Async Context Manager for Lock:
Used async with self.lock: to properly manage the lock in an asynchronous context.
Starting Processing:
Changed the logic to start processing in a non-blocking manner by using asyncio.create_task(self.start_processing()) inside add_task.
Task Management:
Modified start_processing to continuously check for tasks and process them until no tasks are left. It breaks out of the loop when there are no more tasks and sets self.running to False.
Worker Management:
Ensured that workers are managed correctly by using asyncio.wait with return_when=asyncio.FIRST_COMPLETED to handle task completion efficiently.
Example Usage
The example usage demonstrates how to add tasks to the AsyncTaskQueue and run them asynchronously. The main function adds several tasks to the queue, and they are processed concurrently with a maximum of 3 workers at a time.

This corrected and optimized code should perform better and be more reliable.

Results and feedback

Claude evaluates the model’s response as 7.5/10. with this feedback:

While the model provided a functionally correct solution, it delivered a “tutorial-grade” fix rather than a “production-grade” implementation. This indicates that for complex concurrent programming tasks, human expertise is still crucial for robust system design.

After experimenting with the model, it gets the job done, but often requires follow-up prompts to improve the response. While it doesn’t struggle with understanding the task at hand and can correct most critical bugs, it still lacks some of the strengths seen in models like ChatGPT and Claude, particularly in areas such as error handling, resource management, and optimization. I believe these may be the model’s key weaknesses.

Specialized LLMs: A New Era in AI

It’s fascinating to witness the emergence of relatively small, domain-specific language models that can run locally. I believe we’re entering an exciting new era of specialized LLMs, and this is just the beginning. While the concept isn’t new, we’re finally seeing models that truly excel in specific domains.
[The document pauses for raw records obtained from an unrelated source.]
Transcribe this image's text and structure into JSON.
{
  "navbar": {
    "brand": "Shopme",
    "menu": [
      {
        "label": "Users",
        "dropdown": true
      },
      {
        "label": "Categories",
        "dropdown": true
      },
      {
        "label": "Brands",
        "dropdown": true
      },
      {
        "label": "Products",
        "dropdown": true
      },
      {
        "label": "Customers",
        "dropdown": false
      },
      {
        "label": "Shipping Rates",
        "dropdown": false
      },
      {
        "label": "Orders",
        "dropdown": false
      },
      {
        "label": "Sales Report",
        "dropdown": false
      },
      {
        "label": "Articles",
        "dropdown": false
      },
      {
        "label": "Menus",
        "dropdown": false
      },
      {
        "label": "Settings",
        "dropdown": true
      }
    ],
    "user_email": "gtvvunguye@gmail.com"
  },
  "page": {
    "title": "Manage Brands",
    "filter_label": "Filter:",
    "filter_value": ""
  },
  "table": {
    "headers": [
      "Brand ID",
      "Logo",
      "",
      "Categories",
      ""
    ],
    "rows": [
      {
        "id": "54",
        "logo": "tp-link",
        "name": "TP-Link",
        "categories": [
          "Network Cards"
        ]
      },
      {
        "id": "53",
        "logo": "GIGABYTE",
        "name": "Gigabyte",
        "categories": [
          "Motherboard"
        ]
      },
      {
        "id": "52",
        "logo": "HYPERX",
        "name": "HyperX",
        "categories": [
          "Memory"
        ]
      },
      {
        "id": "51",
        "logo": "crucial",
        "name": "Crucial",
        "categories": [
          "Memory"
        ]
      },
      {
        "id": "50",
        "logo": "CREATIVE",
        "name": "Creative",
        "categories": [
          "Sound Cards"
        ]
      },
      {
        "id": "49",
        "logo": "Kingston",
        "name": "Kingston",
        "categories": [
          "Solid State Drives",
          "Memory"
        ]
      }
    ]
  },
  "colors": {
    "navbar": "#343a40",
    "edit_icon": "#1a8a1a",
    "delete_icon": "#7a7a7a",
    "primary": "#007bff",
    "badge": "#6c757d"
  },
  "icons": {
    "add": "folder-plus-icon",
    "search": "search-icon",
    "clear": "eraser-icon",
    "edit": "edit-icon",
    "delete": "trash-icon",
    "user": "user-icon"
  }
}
The combination of RAG (Retrieval-Augmented Generation) and specialist LLMs could define the AI landscape in the coming months/years. We’re likely to see more powerful coding-focused models from industry leaders like OpenAI and Anthropic. Programming is perhaps one of the most natural domains for specialized AI, and we might soon see even more focused models, imagine LLMs specifically optimized for DevOps or front-end development!

Don’t feel overwhelmed by these rapid advances. Yes, it can be somewhat daunting to see LLMs mastering skills that traditionally took years to develop. Coding, which has challenged humanity for decades, is being transformed before our eyes. But rather than seeing this as an endpoint, we should view it as an opportunity for growth and innovation.

Whether the current wave of LLM advances slows down in the coming years or this is merely the beginning of a longer journey, our response should remain the same: stay curious, keep learning, and never stop innovating. The future of technology is being written right now, and we all have a part to play in shaping it.